Billings Hospital Considers Rationing Care As COVID Hospitalizations Climb
New COVID-19 cases and related hospitalizations in Billings are putting so much strain on the local health care system that one hospital may start rationing care as early as this week.
Yellowstone County reports 1,986 active cases of COVID-19. As of Wednesday, 250 of those were new.
“That means that right now we have almost doubled the number of inpatients in the hospital who are hospitalized with COVID over the last two weeks,” says Dr. Nathan Allen, a Billings Clinic ER physician.
“Fifty percent of those patients who are COVID positive and hospitalized are under the age of 60. It varies from day to day, but about 90% of those patients who are hospitalized are unvaccinated,” he says.
Hospitals across Montana have seen a spike in COVID-related hospitalizations. In Billings, ER visits are putting so much pressure on the hospital that it’s considering implementing “Crisis Standards of Care” protocols. In other words, triaging care to those who need it most. That includes decisions about how to save the most lives by allocating or reallocating ventilators, ICU space or decisions about when resuscitation efforts are appropriate.

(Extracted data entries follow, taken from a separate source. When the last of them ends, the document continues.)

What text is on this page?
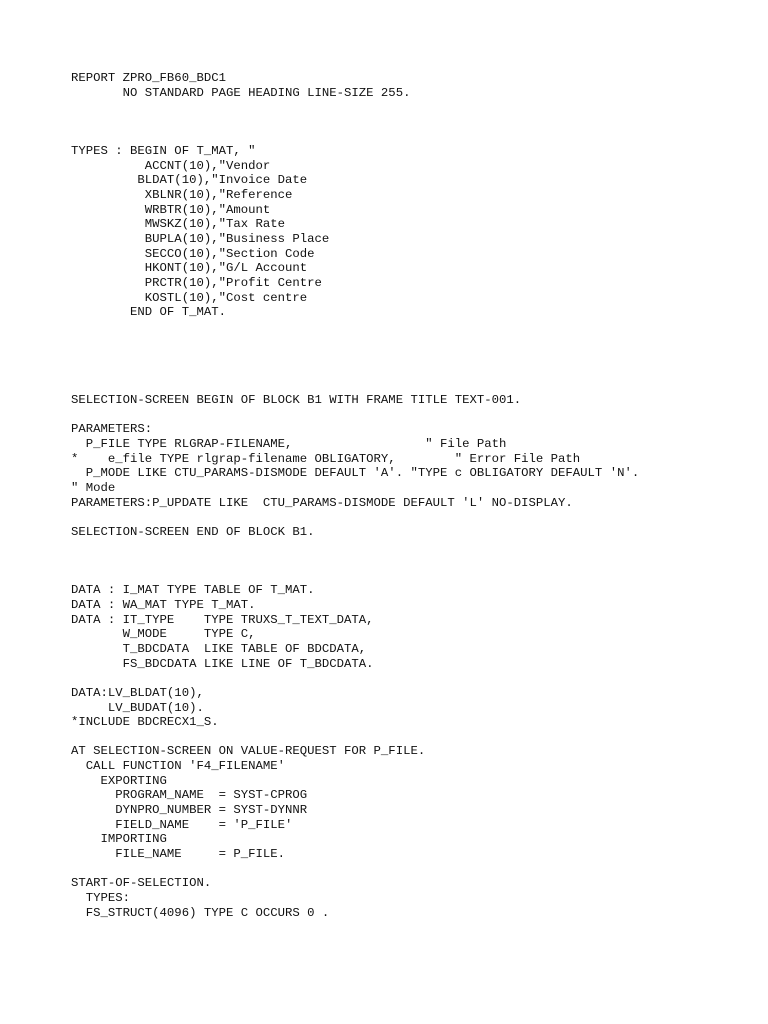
REPORT ZPRO_FB60_BDC1
NO STANDARD PAGE HEADING LINE-SIZE 255.
TYPES : BEGIN OF T_MAT, "
ACCNT(10),"Vendor
BLDAT(10),"Invoice Date
XBLNR(10),"Reference
WRBTR(10),"Amount
MWSKZ(10),"Tax Rate
BUPLA(10),"Business Place
SECCO(10),"Section Code
HKONT(10),"G/L Account
PRCTR(10),"Profit Centre
KOSTL(10),"Cost centre
END OF T_MAT.
SELECTION-SCREEN BEGIN OF BLOCK B1 WITH FRAME TITLE TEXT-001.
PARAMETERS:
P_FILE TYPE RLGRAP-FILENAME,                  " File Path
*    e_file TYPE rlgrap-filename OBLIGATORY,        " Error File Path
P_MODE LIKE CTU_PARAMS-DISMODE DEFAULT 'A'. "TYPE c OBLIGATORY DEFAULT 'N'.
" Mode
PARAMETERS:P_UPDATE LIKE  CTU_PARAMS-DISMODE DEFAULT 'L' NO-DISPLAY.
SELECTION-SCREEN END OF BLOCK B1.
DATA : I_MAT TYPE TABLE OF T_MAT.
DATA : WA_MAT TYPE T_MAT.
DATA : IT_TYPE    TYPE TRUXS_T_TEXT_DATA,
W_MODE     TYPE C,
T_BDCDATA  LIKE TABLE OF BDCDATA,
FS_BDCDATA LIKE LINE OF T_BDCDATA.
DATA:LV_BLDAT(10),
LV_BUDAT(10).
*INCLUDE BDCRECX1_S.
AT SELECTION-SCREEN ON VALUE-REQUEST FOR P_FILE.
CALL FUNCTION 'F4_FILENAME'
EXPORTING
PROGRAM_NAME  = SYST-CPROG
DYNPRO_NUMBER = SYST-DYNNR
FIELD_NAME    = 'P_FILE'
IMPORTING
FILE_NAME     = P_FILE.
START-OF-SELECTION.
TYPES:
FS_STRUCT(4096) TYPE C OCCURS 0 .
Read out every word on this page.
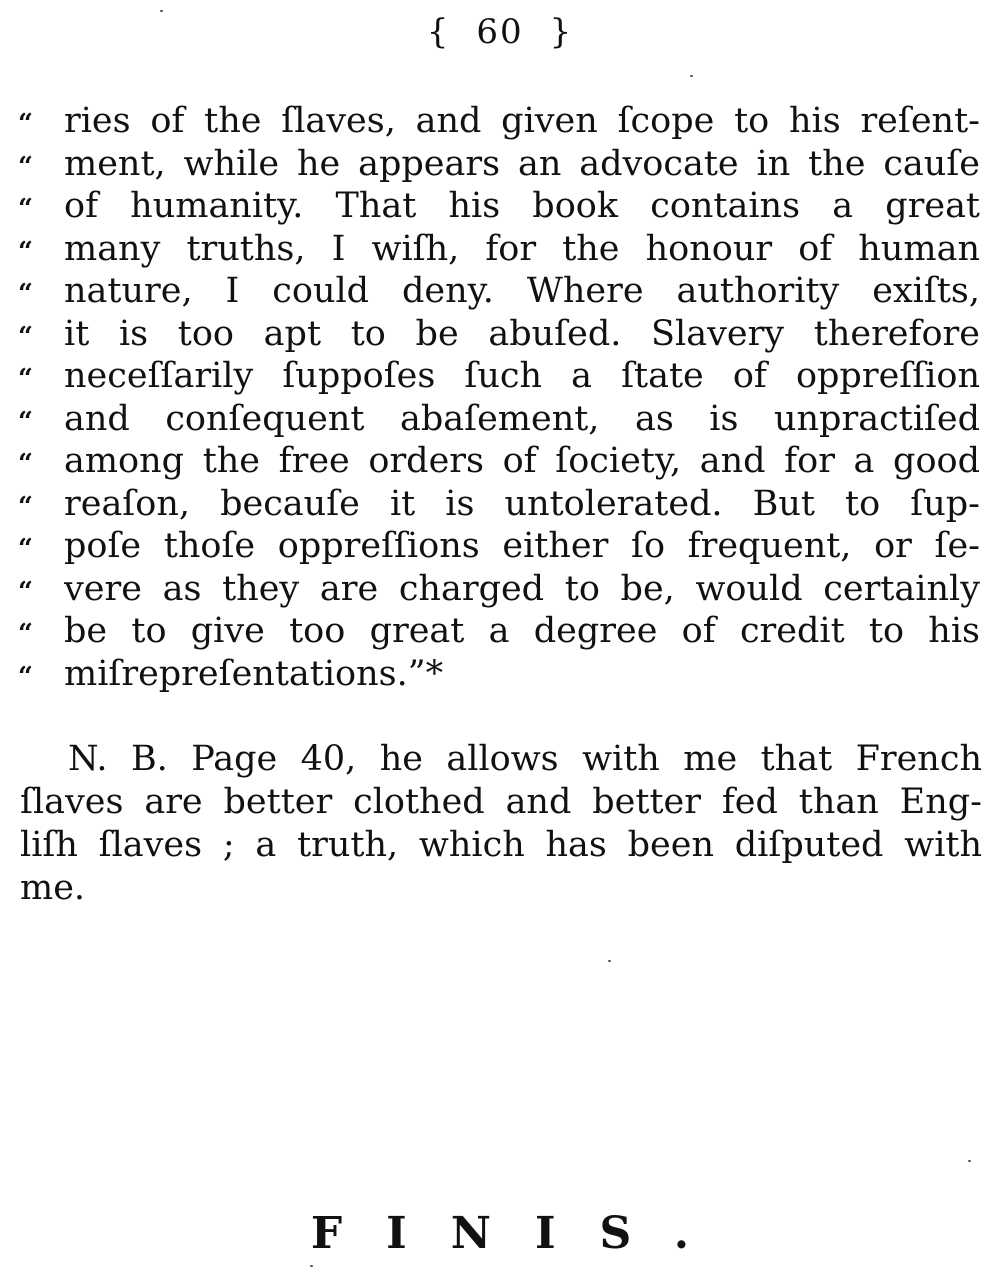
{ 60 }
“ ries of the ſlaves, and given ſcope to his reſent-
“ ment, while he appears an advocate in the cauſe
“ of humanity. That his book contains a great
“ many truths, I wiſh, for the honour of human
“ nature, I could deny. Where authority exiſts,
“ it is too apt to be abuſed. Slavery therefore
“ neceſſarily ſuppoſes ſuch a ſtate of oppreſſion
“ and conſequent abaſement, as is unpractiſed
“ among the free orders of ſociety, and for a good
“ reaſon, becauſe it is untolerated. But to ſup-
“ poſe thoſe oppreſſions either ſo frequent, or ſe-
“ vere as they are charged to be, would certainly
“ be to give too great a degree of credit to his
“ miſrepreſentations.”*
N. B. Page 40, he allows with me that French
ſlaves are better clothed and better fed than Eng-
liſh ſlaves ; a truth, which has been diſputed with
me.
FINIS.
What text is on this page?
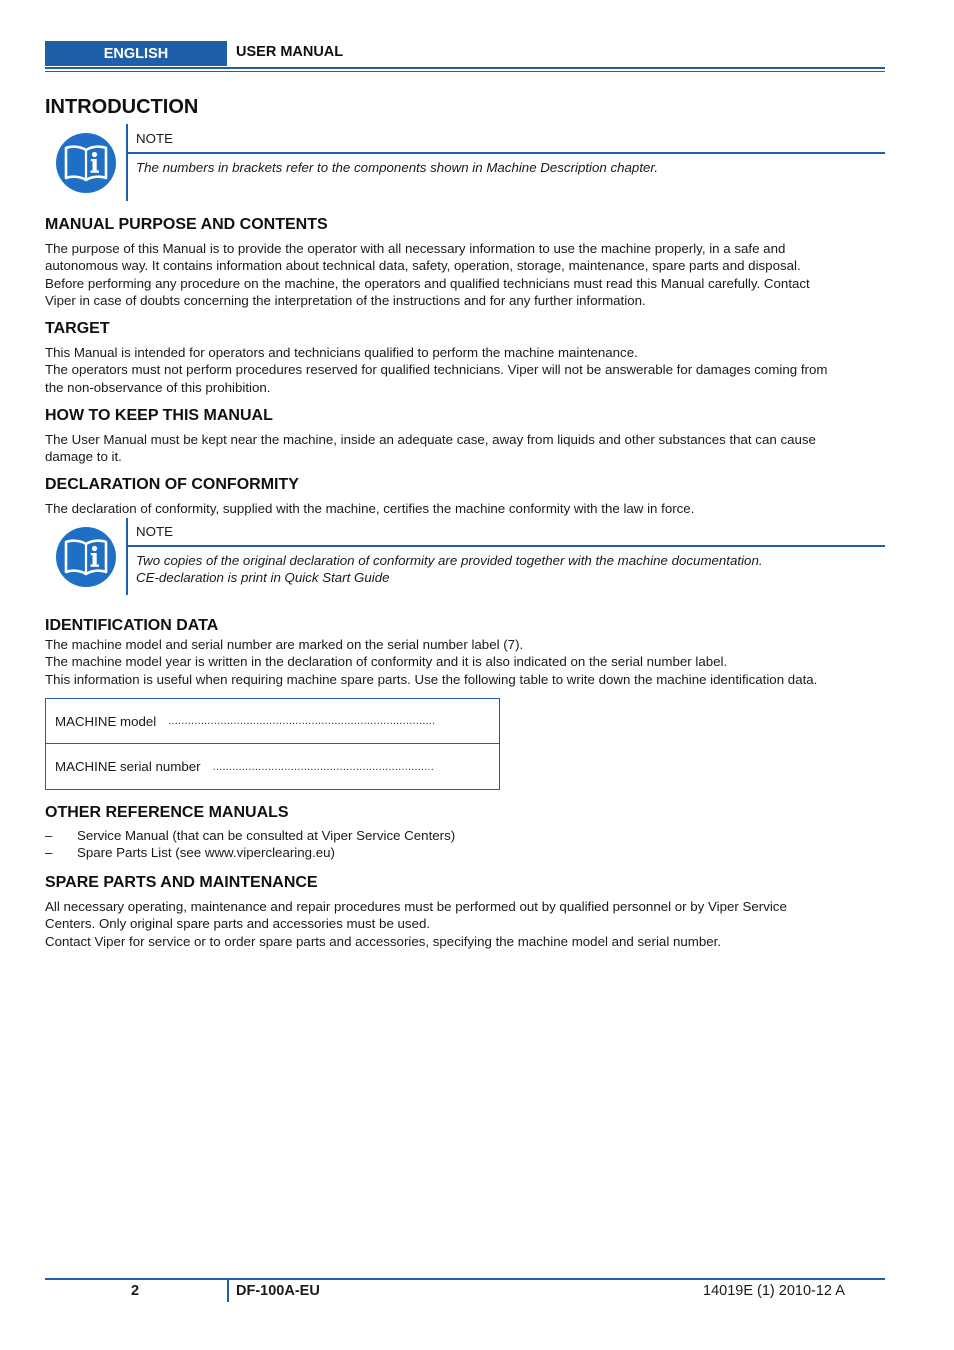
ENGLISH	USER MANUAL
INTRODUCTION
NOTE
The numbers in brackets refer to the components shown in Machine Description chapter.
MANUAL PURPOSE AND CONTENTS

The purpose of this Manual is to provide the operator with all necessary information to use the machine properly, in a safe and
autonomous way. It contains information about technical data, safety, operation, storage, maintenance, spare parts and disposal.
Before performing any procedure on the machine, the operators and qualified technicians must read this Manual carefully. Contact
Viper in case of doubts concerning the interpretation of the instructions and for any further information.

TARGET

This Manual is intended for operators and technicians qualified to perform the machine maintenance.
The operators must not perform procedures reserved for qualified technicians. Viper will not be answerable for damages coming from
the non-observance of this prohibition.

HOW TO KEEP THIS MANUAL

The User Manual must be kept near the machine, inside an adequate case, away from liquids and other substances that can cause
damage to it.

DECLARATION OF CONFORMITY

The declaration of conformity, supplied with the machine, certifies the machine conformity with the law in force.

NOTE
Two copies of the original declaration of conformity are provided together with the machine documentation.
CE-declaration is print in Quick Start Guide
IDENTIFICATION DATA

The machine model and serial number are marked on the serial number label (7).
The machine model year is written in the declaration of conformity and it is also indicated on the serial number label.
This information is useful when requiring machine spare parts. Use the following table to write down the machine identification data.

MACHINE model	..................................................................................
MACHINE serial number	....................................................................
OTHER REFERENCE MANUALS
– Service Manual (that can be consulted at Viper Service Centers)
– Spare Parts List (see www.viperclearing.eu)
SPARE PARTS AND MAINTENANCE

All necessary operating, maintenance and repair procedures must be performed out by qualified personnel or by Viper Service
Centers. Only original spare parts and accessories must be used.
Contact Viper for service or to order spare parts and accessories, specifying the machine model and serial number.

2	DF-100A-EU	14019E (1) 2010-12 A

As of Wednesday, the Crisis Care Standards had not yet been implemented, but hospital officials say that could happen this week if the COVID surge continues. Billings Clinic officials will make that decision based on guidance established by the state health department and endorsed by Gov. Greg Gianforte.
Allen, who helped create the state’s Crisis Standards of Care, says they’re designed to be fair, equitable, non-discriminatory, and transparent.
As a medical ethicist, Allen says he’s discussed these standards his entire career.
“But it is still surreal to see a tragedy like this unfolding before you that you hoped would never happen to your community.”
On Wednesday 10 Montana National Guard soldiers volunteered to assist Billings Clinic in non-clinical roles, as staff are stretched thin.